Timing Market Cycles using Methods of WD Gann, Elliott Wave, Geometry, Squares, Trend Lines

Price Time Volume Investing WD Gann Elliott Wave Charts of SP500 Angles

How To - Add Time Analysis Angles

June 23rd, 2008 at 8:00 am by AndyAskey

This is the second in a series of posts meant to provide a guide to those who have been emailing about my method. The first post discussed finding a significant range to analyze and monitor. Once a range is found that appears to be significant, then vertical lines called time Gann Angles are placed using the starting and ending point as 100% of “time”. Adding time cycles will make it easier to validate (or invalidate) the range you selected.

Overlaying a time cycle on the chart of the bull market of 1995-2000 makes it is obvious that the bear market low could have been anticipated from this range. The 50% retrace in time or price is always good for a change in trend.

SPX Time Range 1995-2000

Now the question: Would we have known for sure that it was “the” bottom?

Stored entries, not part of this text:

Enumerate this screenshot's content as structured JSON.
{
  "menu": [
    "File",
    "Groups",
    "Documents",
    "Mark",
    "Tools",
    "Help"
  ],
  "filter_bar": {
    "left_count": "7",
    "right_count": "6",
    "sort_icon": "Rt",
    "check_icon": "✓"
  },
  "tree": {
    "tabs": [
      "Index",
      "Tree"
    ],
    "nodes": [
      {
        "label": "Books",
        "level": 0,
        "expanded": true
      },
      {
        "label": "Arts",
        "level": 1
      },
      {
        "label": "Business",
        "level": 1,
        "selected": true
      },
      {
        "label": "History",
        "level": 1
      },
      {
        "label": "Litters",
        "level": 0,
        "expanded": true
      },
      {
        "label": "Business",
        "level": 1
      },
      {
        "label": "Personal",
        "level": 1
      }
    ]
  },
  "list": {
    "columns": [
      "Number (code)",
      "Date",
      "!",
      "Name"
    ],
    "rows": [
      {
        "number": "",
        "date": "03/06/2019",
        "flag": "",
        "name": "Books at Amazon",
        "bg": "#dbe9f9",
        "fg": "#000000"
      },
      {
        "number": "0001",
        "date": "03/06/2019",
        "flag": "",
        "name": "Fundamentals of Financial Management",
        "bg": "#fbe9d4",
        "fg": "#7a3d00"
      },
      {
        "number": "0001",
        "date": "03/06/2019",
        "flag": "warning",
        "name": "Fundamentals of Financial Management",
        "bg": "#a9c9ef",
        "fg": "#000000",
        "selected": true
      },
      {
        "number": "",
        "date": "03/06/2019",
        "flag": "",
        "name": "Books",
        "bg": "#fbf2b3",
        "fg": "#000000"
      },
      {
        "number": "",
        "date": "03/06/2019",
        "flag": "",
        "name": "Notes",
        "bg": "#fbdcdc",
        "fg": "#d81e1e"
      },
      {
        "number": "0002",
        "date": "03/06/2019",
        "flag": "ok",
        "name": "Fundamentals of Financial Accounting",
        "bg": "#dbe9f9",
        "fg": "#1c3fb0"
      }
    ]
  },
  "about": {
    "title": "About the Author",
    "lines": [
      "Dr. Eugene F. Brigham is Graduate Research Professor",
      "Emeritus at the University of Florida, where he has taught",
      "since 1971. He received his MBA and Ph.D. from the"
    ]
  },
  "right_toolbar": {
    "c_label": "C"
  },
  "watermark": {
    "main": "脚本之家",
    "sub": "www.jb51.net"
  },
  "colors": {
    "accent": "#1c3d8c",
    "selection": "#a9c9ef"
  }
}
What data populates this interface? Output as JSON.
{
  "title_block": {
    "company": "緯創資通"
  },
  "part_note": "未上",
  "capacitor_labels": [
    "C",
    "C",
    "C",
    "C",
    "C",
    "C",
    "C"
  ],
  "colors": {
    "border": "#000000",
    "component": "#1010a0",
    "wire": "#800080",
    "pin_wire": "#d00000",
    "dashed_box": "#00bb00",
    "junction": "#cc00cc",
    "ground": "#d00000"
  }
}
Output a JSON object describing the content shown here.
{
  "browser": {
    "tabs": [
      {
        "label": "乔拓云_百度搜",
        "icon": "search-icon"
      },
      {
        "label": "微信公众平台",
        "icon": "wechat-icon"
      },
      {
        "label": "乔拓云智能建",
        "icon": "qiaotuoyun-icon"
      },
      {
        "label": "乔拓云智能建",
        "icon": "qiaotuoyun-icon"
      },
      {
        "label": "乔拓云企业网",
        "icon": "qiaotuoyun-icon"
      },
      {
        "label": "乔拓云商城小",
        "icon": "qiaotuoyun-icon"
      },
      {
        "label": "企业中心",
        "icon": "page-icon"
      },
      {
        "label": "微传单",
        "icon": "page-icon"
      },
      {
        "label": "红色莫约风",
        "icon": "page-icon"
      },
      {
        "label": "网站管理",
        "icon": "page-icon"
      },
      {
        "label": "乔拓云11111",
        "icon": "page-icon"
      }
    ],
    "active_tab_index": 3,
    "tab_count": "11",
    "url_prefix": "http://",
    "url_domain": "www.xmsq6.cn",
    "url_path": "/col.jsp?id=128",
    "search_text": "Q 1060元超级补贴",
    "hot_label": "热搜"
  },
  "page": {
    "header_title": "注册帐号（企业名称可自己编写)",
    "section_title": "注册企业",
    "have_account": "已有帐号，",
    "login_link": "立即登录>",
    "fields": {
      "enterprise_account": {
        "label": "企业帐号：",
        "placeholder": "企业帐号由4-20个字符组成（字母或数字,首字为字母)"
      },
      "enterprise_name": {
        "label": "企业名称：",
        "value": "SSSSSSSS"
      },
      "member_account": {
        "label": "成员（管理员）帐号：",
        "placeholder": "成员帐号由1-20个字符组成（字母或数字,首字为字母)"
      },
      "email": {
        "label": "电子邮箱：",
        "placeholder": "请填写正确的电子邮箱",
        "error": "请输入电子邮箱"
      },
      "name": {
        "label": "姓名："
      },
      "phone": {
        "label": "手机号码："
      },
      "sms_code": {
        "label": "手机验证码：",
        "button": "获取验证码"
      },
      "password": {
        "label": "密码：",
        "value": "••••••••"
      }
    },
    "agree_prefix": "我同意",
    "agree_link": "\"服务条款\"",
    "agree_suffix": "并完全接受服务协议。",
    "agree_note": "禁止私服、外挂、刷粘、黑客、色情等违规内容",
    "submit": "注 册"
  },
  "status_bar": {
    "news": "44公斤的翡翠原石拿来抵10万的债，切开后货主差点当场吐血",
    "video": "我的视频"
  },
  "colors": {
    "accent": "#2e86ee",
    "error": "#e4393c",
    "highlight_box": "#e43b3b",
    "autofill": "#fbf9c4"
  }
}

No. Of course not. But all the internals were pointing to a big move up in October 2002. If the time cycle also hit at that time then the confidence level is much higher.

I know this analysis is after the fact. But it really is easy to project these ranges into the future. Time cycles are only one piece of data though. If the market internals are oversold (at historic levels in 2002) then these cycles can help determine if the bounce is occurring at the correct time. Bounces that happen too soon can be traded. But knowing that the bounce is happening too soon will allow a trader to exit positions early with profits and not hold with hope until all profit is gone.

Some may wonder how I knew that 1995 was a good place to assign the beginning of the time cycle. My answer is that you don’t in 1995… or 1996… or 1997… but eventually you can look back at the chart and see when the move started. It isn’t necessary to know what the range is until it is complete. In 2000-2001 it would have been easier to look back.

What if we wanted to use the entire bull market from 1991-2000. This range also would have given clues as the 1/4 time cycle was approximately at the same time as the 1/2 time cycle in the shorter cycle.

SPX Time Range 1990-2000

And finally, what about the range of the of the bear market from 2002 to 2002. The 50% time cycle is approximately the end of the first significant move of the bull market that ended in 2004.

SPX Time Range 2000-2002

The beauty with the tools available today is that anyone can go back in time and determine if this analysis would have worked. I have looked at hundreds of ranges (from years to days) and it is amazing how often it does work. So what if the cycles do not work on a specific range? My guess is that there is a good chance that the range selected was not significant.